When tourists stroll over Yellowstone’s 300 active geysers, they don’t understand that they are treading on one of Earth’s greatest time bombs.
The park itself is such a large super volcano, it has puzzled geophysicists for decades and with new discoveries using seismic technology, a research group has made a discovery.
Yellowstone’s magma reserves are greater than previously thought, say scientists from the University of Utah.
Discoveries of enough magma to fill the entire Grand Canyon 14 times over were published on Thursday in the journal Science. The large magma expanse is right under the park.

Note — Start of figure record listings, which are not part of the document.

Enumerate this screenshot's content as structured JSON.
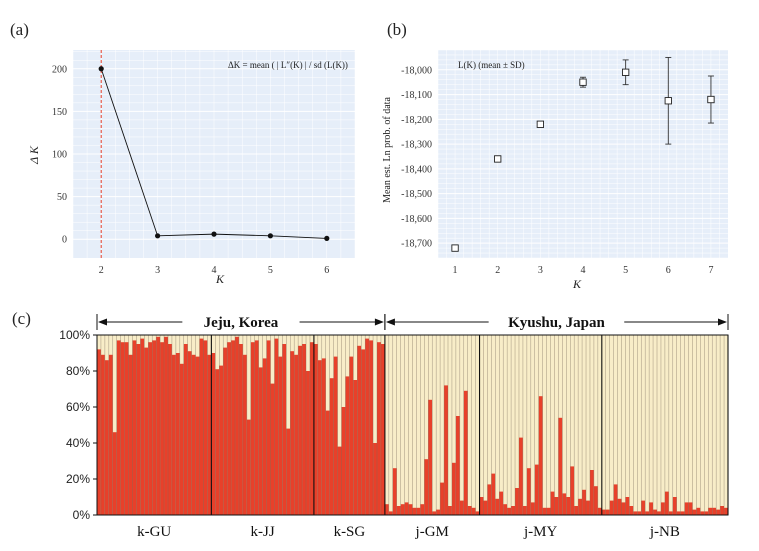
{
  "panels": {
    "a": {
      "label": "(a)",
      "annotation": "ΔK = mean ( | L″(K) | / sd (L(K))",
      "chart_data": {
        "type": "line",
        "x": [
          2,
          3,
          4,
          5,
          6
        ],
        "y": [
          200,
          4,
          6,
          4,
          1
        ],
        "xlabel": "K",
        "ylabel": "Δ K",
        "xlim": [
          1.5,
          6.5
        ],
        "ylim": [
          -22,
          222
        ],
        "xticks": [
          "2",
          "3",
          "4",
          "5",
          "6"
        ],
        "yticks": [
          "0",
          "50",
          "100",
          "150",
          "200"
        ],
        "grid": true,
        "highlight_x": 2
      }
    },
    "b": {
      "label": "(b)",
      "annotation": "L(K) (mean ± SD)",
      "chart_data": {
        "type": "scatter",
        "x": [
          1,
          2,
          3,
          4,
          5,
          6,
          7
        ],
        "y": [
          -18720,
          -18360,
          -18220,
          -18050,
          -18010,
          -18125,
          -18120
        ],
        "sd": [
          3,
          3,
          3,
          20,
          50,
          175,
          95
        ],
        "xlabel": "K",
        "ylabel": "Mean est. Ln prob. of data",
        "xlim": [
          0.6,
          7.4
        ],
        "ylim": [
          -18760,
          -17920
        ],
        "xticks": [
          "1",
          "2",
          "3",
          "4",
          "5",
          "6",
          "7"
        ],
        "yticks": [
          "-18,000",
          "-18,100",
          "-18,200",
          "-18,300",
          "-18,400",
          "-18,500",
          "-18,600",
          "-18,700"
        ],
        "grid": true
      }
    },
    "c": {
      "label": "(c)",
      "chart_data": {
        "type": "bar",
        "stacked": true,
        "ylim": [
          0,
          100
        ],
        "yticks": [
          "0%",
          "20%",
          "40%",
          "60%",
          "80%",
          "100%"
        ],
        "regions": [
          {
            "name": "Jeju, Korea",
            "populations": [
              "k-GU",
              "k-JJ",
              "k-SG"
            ]
          },
          {
            "name": "Kyushu, Japan",
            "populations": [
              "j-GM",
              "j-MY",
              "j-NB"
            ]
          }
        ],
        "series_colors": {
          "cluster1": "#e8402a",
          "cluster2": "#f8edc8"
        },
        "populations": [
          {
            "name": "k-GU",
            "cluster1": [
              92,
              89,
              86,
              89,
              46,
              97,
              96,
              96,
              89,
              97,
              95,
              98,
              93,
              96,
              97,
              99,
              96,
              99,
              95,
              89,
              90,
              84,
              95,
              91,
              89,
              88,
              98,
              97,
              89
            ]
          },
          {
            "name": "k-JJ",
            "cluster1": [
              90,
              81,
              83,
              93,
              96,
              97,
              99,
              95,
              89,
              53,
              96,
              97,
              82,
              87,
              97,
              73,
              98,
              88,
              95,
              48,
              91,
              89,
              94,
              95,
              80,
              96
            ]
          },
          {
            "name": "k-SG",
            "cluster1": [
              95,
              86,
              87,
              58,
              76,
              88,
              38,
              60,
              77,
              88,
              75,
              94,
              92,
              98,
              97,
              40,
              96,
              95
            ]
          },
          {
            "name": "j-GM",
            "cluster1": [
              6,
              2,
              26,
              5,
              6,
              7,
              6,
              4,
              4,
              6,
              31,
              64,
              2,
              3,
              18,
              72,
              5,
              29,
              55,
              8,
              69,
              5,
              4,
              2
            ]
          },
          {
            "name": "j-MY",
            "cluster1": [
              10,
              8,
              17,
              23,
              9,
              13,
              6,
              4,
              5,
              15,
              43,
              5,
              26,
              7,
              28,
              66,
              4,
              4,
              13,
              10,
              54,
              12,
              10,
              27,
              5,
              9,
              14,
              8,
              25,
              16,
              4
            ]
          },
          {
            "name": "j-NB",
            "cluster1": [
              3,
              3,
              8,
              17,
              9,
              7,
              10,
              5,
              2,
              2,
              8,
              2,
              7,
              3,
              2,
              7,
              13,
              2,
              10,
              2,
              2,
              7,
              7,
              3,
              4,
              2,
              2,
              4,
              4,
              3,
              5,
              4
            ]
          }
        ]
      }
    }
  }
}
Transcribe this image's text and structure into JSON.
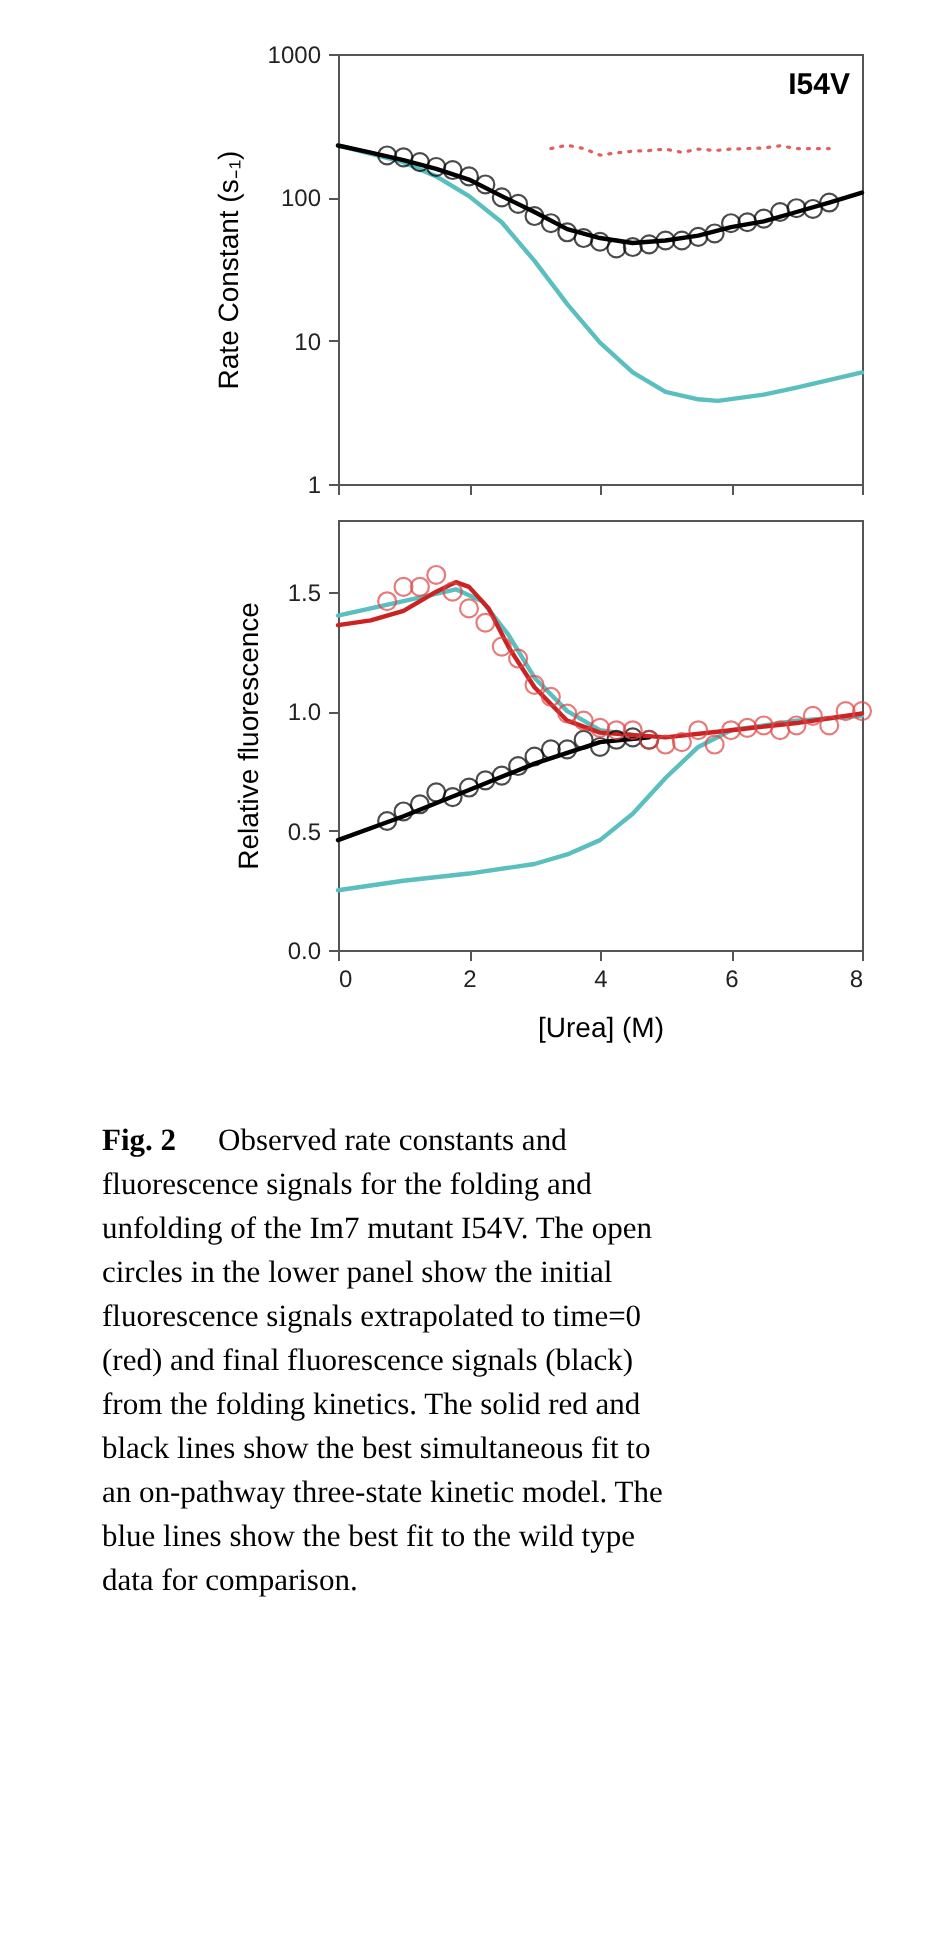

Yellowstone’s main heat source reaches down 440 to 1,800 miles beneath the Earth’s surface and comes from it’s molten core. It fuels the newly discovered reservoir of magma that lies on top of it.
The magma chamber lies on top of the reservoir. It is three to nine miles under the Earth’s surface and it fuels the geysers and steaming puddles.
The magma chamber alone has a volume of 2.5 times that of the Grand Canyon.
The massive bulk of magma cavities comprise of solid hot rock, which is hollow, and filled with pockets of liquified rock.
However, this discovery does not mean that there is any more magma than there was to begin with, the scientists say as well as having no signs of an imminent eruption.
“The actual hazard is the same, but now we have a much better understanding of the complete crustal magma system,” said researcher Robert B. Smith.